Out-of-State Entity is Not Subject to Massachusetts Tax on Sale of Interest in Massachusetts Business
On May 16, 2022, the Massachusetts Supreme Judicial Court ruled in Vas Holdings & Investments LLC vs. Commissioner of Revenue that Massachusetts had no statutory authority to tax the gain recognized by an out-of-state investor on the sale of its interest in a Massachusetts limited liability company because the investor had no business activity in Massachusetts other than this investment.
In 2011, Vas Holdings & Investments LLC, (“VASHI”) became a 50% member of a Massachusetts limited liability company, Cloud5 LLC (“Cloud5”). Between 2011 and 2013, Cloud5 increased significantly in value and in 2013, VASHI sold its Cloud5 interest realizing over $37 million in capital gain.
Both the Massachusetts Commissioner of Revenue (“DOR”) and the Appellate Tax Board (“ATB”) applied the “investee apportionment” methodology to establish that VASHI, through its investment in Cloud5, owed Massachusetts tax on the capital gain. The reasoning was that “the increase in value, and likewise, the [Cloud5] [g]ain, were inextricably connected to and in large measure derived from property and business activities in Massachusetts.”
VASHI appealed the ATB decision to the Massachusetts Supreme Judicial Court (“SJC”). In its appeal, VASHI argued that the “unitary business principle” was the only permissible method under which Massachusetts could impose a tax on the capital gain. Under this principle, an out-of-state entity may be subject to Massachusetts tax if it has functional integration (e.g., common programs or systems, shared information or property), centralized management (e.g., common management or directors, shared staff functions) or economies of scale (e.g., commingling of funds, providing centralized services) with a Massachusetts entity. Applying this principle, VASHI argued that the capital gain was not subject to Massachusetts tax because it had no integrated business with Cloud5 and none of the investors in VASHI had any connection to Massachusetts. Importantly, the DOR had stipulated that no unitary business relationship existed between VASHI and Cloud5.
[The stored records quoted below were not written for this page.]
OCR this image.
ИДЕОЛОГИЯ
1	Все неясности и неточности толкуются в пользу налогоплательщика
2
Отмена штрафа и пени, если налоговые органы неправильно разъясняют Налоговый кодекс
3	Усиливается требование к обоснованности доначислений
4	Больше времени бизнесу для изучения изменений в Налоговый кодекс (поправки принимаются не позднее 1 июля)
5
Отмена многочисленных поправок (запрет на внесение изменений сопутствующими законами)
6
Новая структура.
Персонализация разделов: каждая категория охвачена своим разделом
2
The SJC agreed that investee apportionment is a permissible methodology for subjecting an out-of-state investor to in-state taxation under the Due Process and Commerce Clauses of the U.S. Constitution because they establish the appropriate nexus between an out-of-state investor and a sale of a business within the state. However, the SJC determined that Massachusetts statutes permit the taxation of out-of-state taxpayers based only on the unitary business principle. As a result, because VASHI and Cloud5 were not engaged in a unitary business, the SJC concluded that the DOR lacked the statutory authority to tax VASHI’s capital gain on the sale of its Cloud5 interest. As a result, the SJC reversed the ATB decision.
The VASHI decision comes as a surprise as it interprets Massachusetts taxing statutes to permit a more limited basis for taxing out-of-state entities than Massachusetts would otherwise be permitted under the U.S. Constitution. This decision benefits both out-of-state investors who will not be subject to Massachusetts tax on the sale of their Massachusetts business investment in the absence of a unitary business relationship and Massachusetts businesses (e.g., startups) which can attract non-Massachusetts investors due to this favorable tax treatment. In addition, taxpayers who have paid Massachusetts tax under similar facts based on the “investee apportionment” methodology may wish to consider filing amended returns to request a refund.